Perhaps we should tell you a little about ourselves. We gloriously came into existence in a cardboard box in May of 2001. Our father was the Devil, and our mother was a feral cat possessed of the Demon Astaroth. We were chosen to rule over all the creatures of the earth, except for rodents and birds, which are to be eaten. We were taken from our mother while very young, and were put in a place of metal boxes and many canines, which we hate. It occurs to us that there would be more room in the place of metal boxes if they would set the canines on fire, then put them out by throwing them in a river.
Through guile and cunning, we were in the place of metal boxes and many canines for a short time, as we duped a pair of humans into taking us to their cave. The fools are truly gullible, and we loathe them, however we hold them in our thrall, and they do our bidding very well.

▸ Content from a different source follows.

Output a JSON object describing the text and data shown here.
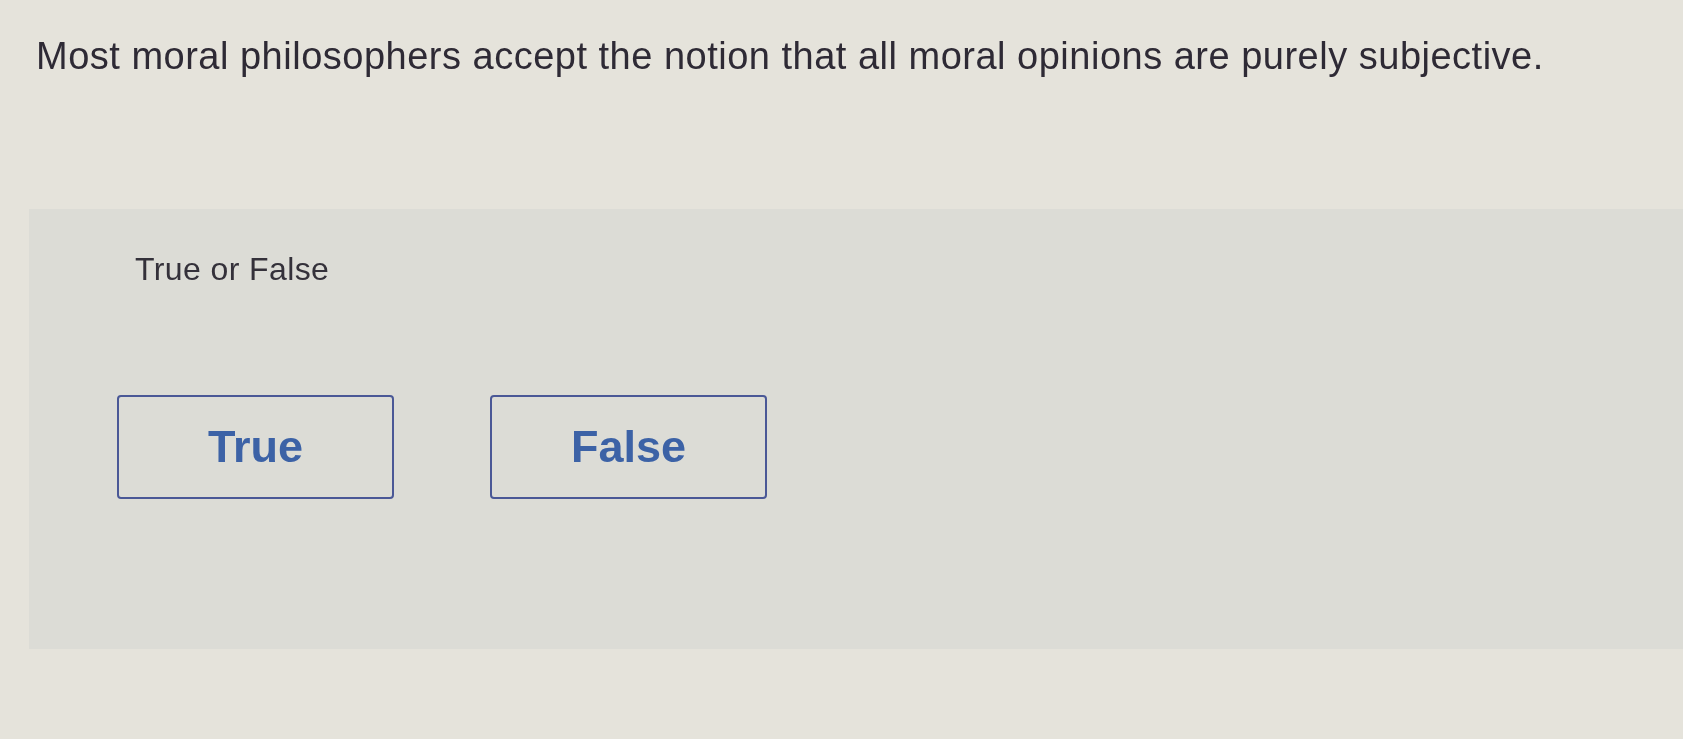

After one year, we got them to move to a new cave specifically prepared for feline inhabitation. The ground here is covered in a kind of fur that makes for excellent traction, unlike to old cave that was covered in tree meat. We love running up and down the furhill that separates the cave spaces. This is a wonderful setting for us to plot how we shall rule the earth; all in the fullness of time.
Sunday, November 02, 2003
The bird show today was simply luscious! How frustrating though! We sat at the edge of the entrance to bird land, and it occurred to us: Why do these stupid creatures, who seem to spend all day fluttering from a tree to the Seed Pole and then back to the tree, not simply form a line and fly into our mouth. Their entire purpose in life is to serve as our meal, yet we get no satisfaction.
We could spend our entire life pondering the many delightful ways to eat the birds, were it not for all the cardboard boxes. We lust after cardboard boxes. We do not know why we are drawn to them so, yet we are. We love to play in them, we love to sleep in them, we love to tear them to shreds. While it is true that wicker is better, cardboard shreds much more easily.
The humans did not get up before light, which can only mean that we will be forced to entertain them again today. We like it much better when they leave just after light and return after dark. It gives us all day to sleep, scratch things, and to put my bottom on the elevated surface in the eating place. We do not know why the humans don't want us there, since there are so many wonderful things to play with, and the cool surface feels so nice on our bottom and pawpads. So we are forced to go on there when they leave.
Saturday, November 01, 2003
Today we woke one of the humans in a particularly amusing fashion. We lunged at his foot and plunged our talons and fangs deep into his manflesh. Ahh! It was delightful. the sound he made as he awoke was truly delicious! The female usually plays flying kitty with us when we do that, but the male is not as entertaining. He merely covers his foot with those stinking flatfurs that he sleeps under.
Later, when the female arose, we waited until she was walking down the fur hill and then dove down in front of her. Sadly, she did not trip and plunge to her doom. We will not yet feast on that one. Tired from my efforts, we found a pair of blue leg covers on their sleeping hill, and went to sleep.